My Lanie is gone, and if I may borrow from William Wordsworth, “Oh, the difference to me!” I got a text message from her telling me of her heartbreak with her only child, a son.
Lanie went home at this unusual time for her son’s graduation from grade school, only to find out he had failed four subjects. Her own world was turned upside down and, consequently, mine and Vergel’s, too!
Lanie is, in effect, a solo parent, left by a husband never to be heard from again. She’s working and, I must add, living for her boy. Maybe that’s the first fatal mistake made by mothers.
Lanie has been with me for at least 12 years. Maybe I should be grateful, and move on.
For a few days I couldn’t imagine life without her. Ah, that sounds like a fatal mistake in itself. Two weeks without her is about as long as we could take, at our ages, or so I thought. I felt orphaned, someone had been removed from my life, and that created a void.
But, living with it a day at a time, I have begun to accept my new situation, and surprise myself that I have been slowly stepping up.
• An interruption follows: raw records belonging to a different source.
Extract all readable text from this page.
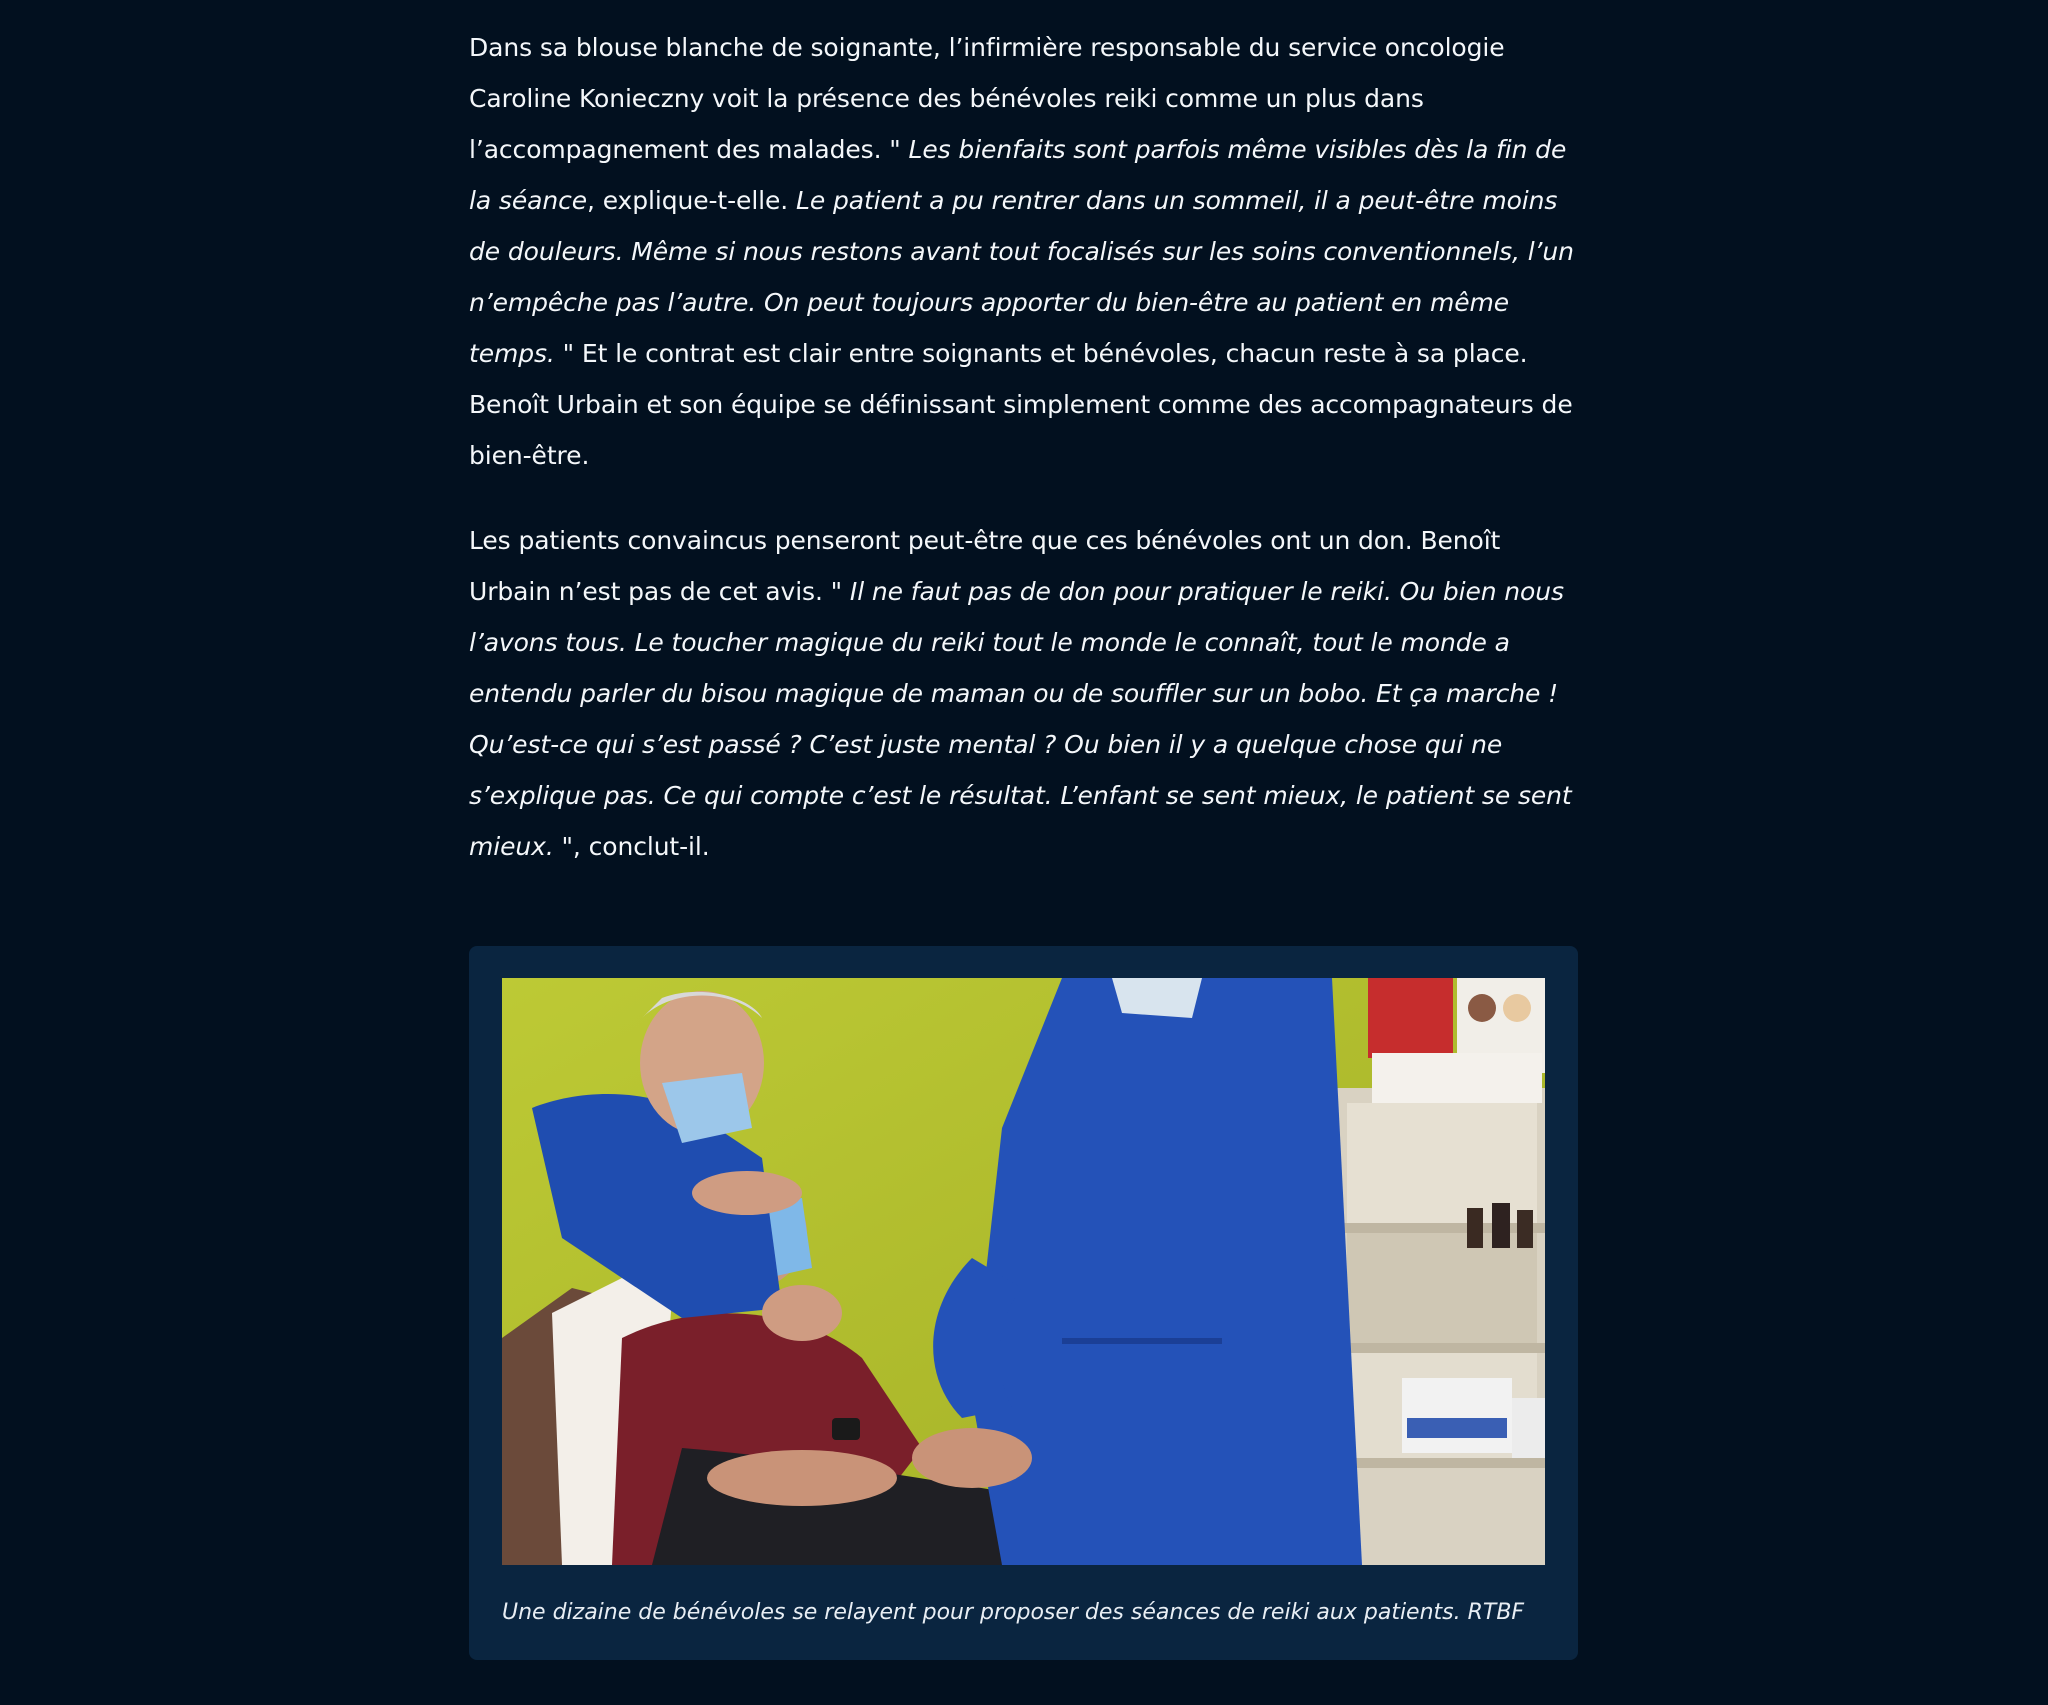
Dans sa blouse blanche de soignante, l’infirmière responsable du service oncologie Caroline Konieczny voit la présence des bénévoles reiki comme un plus dans l’accompagnement des malades. " Les bienfaits sont parfois même visibles dès la fin de la séance, explique-t-elle. Le patient a pu rentrer dans un sommeil, il a peut-être moins de douleurs. Même si nous restons avant tout focalisés sur les soins conventionnels, l’un n’empêche pas l’autre. On peut toujours apporter du bien-être au patient en même temps. " Et le contrat est clair entre soignants et bénévoles, chacun reste à sa place. Benoît Urbain et son équipe se définissant simplement comme des accompagnateurs de bien-être.

Les patients convaincus penseront peut-être que ces bénévoles ont un don. Benoît Urbain n’est pas de cet avis. " Il ne faut pas de don pour pratiquer le reiki. Ou bien nous l’avons tous. Le toucher magique du reiki tout le monde le connaît, tout le monde a entendu parler du bisou magique de maman ou de souffler sur un bobo. Et ça marche ! Qu’est-ce qui s’est passé ? C’est juste mental ? Ou bien il y a quelque chose qui ne s’explique pas. Ce qui compte c’est le résultat. L’enfant se sent mieux, le patient se sent mieux. ", conclut-il.

Une dizaine de bénévoles se relayent pour proposer des séances de reiki aux patients. RTBF
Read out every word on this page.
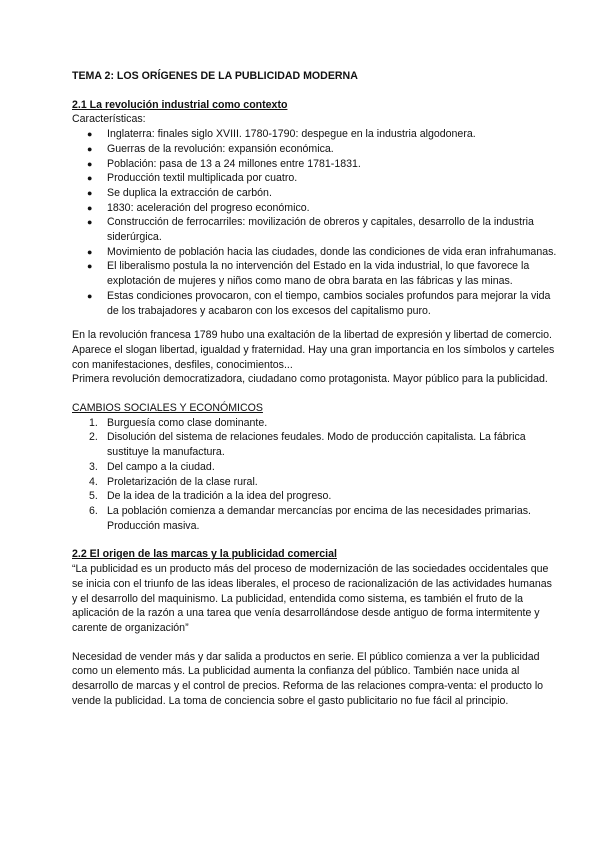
TEMA 2: LOS ORÍGENES DE LA PUBLICIDAD MODERNA

2.1 La revolución industrial como contexto

Características:

● Inglaterra: finales siglo XVIII. 1780-1790: despegue en la industria algodonera.
● Guerras de la revolución: expansión económica.
● Población: pasa de 13 a 24 millones entre 1781-1831.
● Producción textil multiplicada por cuatro.
● Se duplica la extracción de carbón.
● 1830: aceleración del progreso económico.
● Construcción de ferrocarriles: movilización de obreros y capitales, desarrollo de la industria siderúrgica.
● Movimiento de población hacia las ciudades, donde las condiciones de vida eran infrahumanas.
● El liberalismo postula la no intervención del Estado en la vida industrial, lo que favorece la explotación de mujeres y niños como mano de obra barata en las fábricas y las minas.
● Estas condiciones provocaron, con el tiempo, cambios sociales profundos para mejorar la vida de los trabajadores y acabaron con los excesos del capitalismo puro.

En la revolución francesa 1789 hubo una exaltación de la libertad de expresión y libertad de comercio. Aparece el slogan libertad, igualdad y fraternidad. Hay una gran importancia en los símbolos y carteles con manifestaciones, desfiles, conocimientos...

Primera revolución democratizadora, ciudadano como protagonista. Mayor público para la publicidad.

CAMBIOS SOCIALES Y ECONÓMICOS

1. Burguesía como clase dominante.
2. Disolución del sistema de relaciones feudales. Modo de producción capitalista. La fábrica sustituye la manufactura.
3. Del campo a la ciudad.
4. Proletarización de la clase rural.
5. De la idea de la tradición a la idea del progreso.
6. La población comienza a demandar mercancías por encima de las necesidades primarias. Producción masiva.

2.2 El origen de las marcas y la publicidad comercial

“La publicidad es un producto más del proceso de modernización de las sociedades occidentales que se inicia con el triunfo de las ideas liberales, el proceso de racionalización de las actividades humanas y el desarrollo del maquinismo. La publicidad, entendida como sistema, es también el fruto de la aplicación de la razón a una tarea que venía desarrollándose desde antiguo de forma intermitente y carente de organización”

Necesidad de vender más y dar salida a productos en serie. El público comienza a ver la publicidad como un elemento más. La publicidad aumenta la confianza del público. También nace unida al desarrollo de marcas y el control de precios. Reforma de las relaciones compra-venta: el producto lo vende la publicidad. La toma de conciencia sobre el gasto publicitario no fue fácil al principio.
I relearn where things are again at home, what’s inside those cabinets, which trapos are for what, what color-coded sponges by the kitchen sink correspond to what, how to use the washer and time the dryer for efficiency. I’m learning how to make it without someone who, like a mom, dedicated her days to my needs.
In the course of my adjustment I’ve rediscovered my freedom as well as my confidence around the house again. I put things back in their places, I don’t use as many glasses to drink my required fill of liquid for the day. I’m becoming a minimalist, getting more organized, even about my movements. Despite some memory lapses, I’m able for the most part to make every step count to prevent repetitions and useless movements.
I do forget things, like my cellphone, usually when it’s charging. I sometimes go blank, not knowing what I stood up so urgently for, but, mercifully, it comes back to me—that’s why I can still laugh about it.
Mother of All Mothers
Before the situation became too grim, I saw the benefits of my loss and accepted it with gratitude. Apparently, that was enough for our own spiritual mother, Mary, one of whose feast days, as it happens, we will celebrate tomorrow, because I got another text from Lanie: she promised to be back as soon as she had enrolled her son in a school with a stricter system against truancy. She even gave me a date.
Now, I feel better prepared to deal with changes in my life—changes that are bound to come. My own earthly mother, gone now but still a visitor in spirit and in my recollections, has always been an inspiration. But, in these times of delicate and desperate moral decision-making, I shall put my trust in the Mother of All Mothers. Especially tomorrow, she shall be in my heart.
It cannot be a mere coincidence that we go to the polls on the Feast of Our Lady of Fatima—she who left us messages alerting us to God’s wrath if we did not change our ways, but who, at the same time, reassured us of her protection and love if we continued praying the rosary.
Oh, is Mama Mary all the Mother we need at this time! And to honor her, I will vote as a Catholic, mother, grandmother, Filipino, and citizen of the moral world. Yes, simply and unmistakably, we are called upon to make the moral choice. And we seniors, who ought ourselves to have become mothers not only to our children but to our younger fellowmen needful of our care and guidance, are called upon to supply that.
It seems a mother’s job is never done. Maybe that’s why I still attend political rallies and, outside these, campaign on my own. It can be a cruel world, indeed, without mothers, but an even crueler world with the sort of father this nation has found.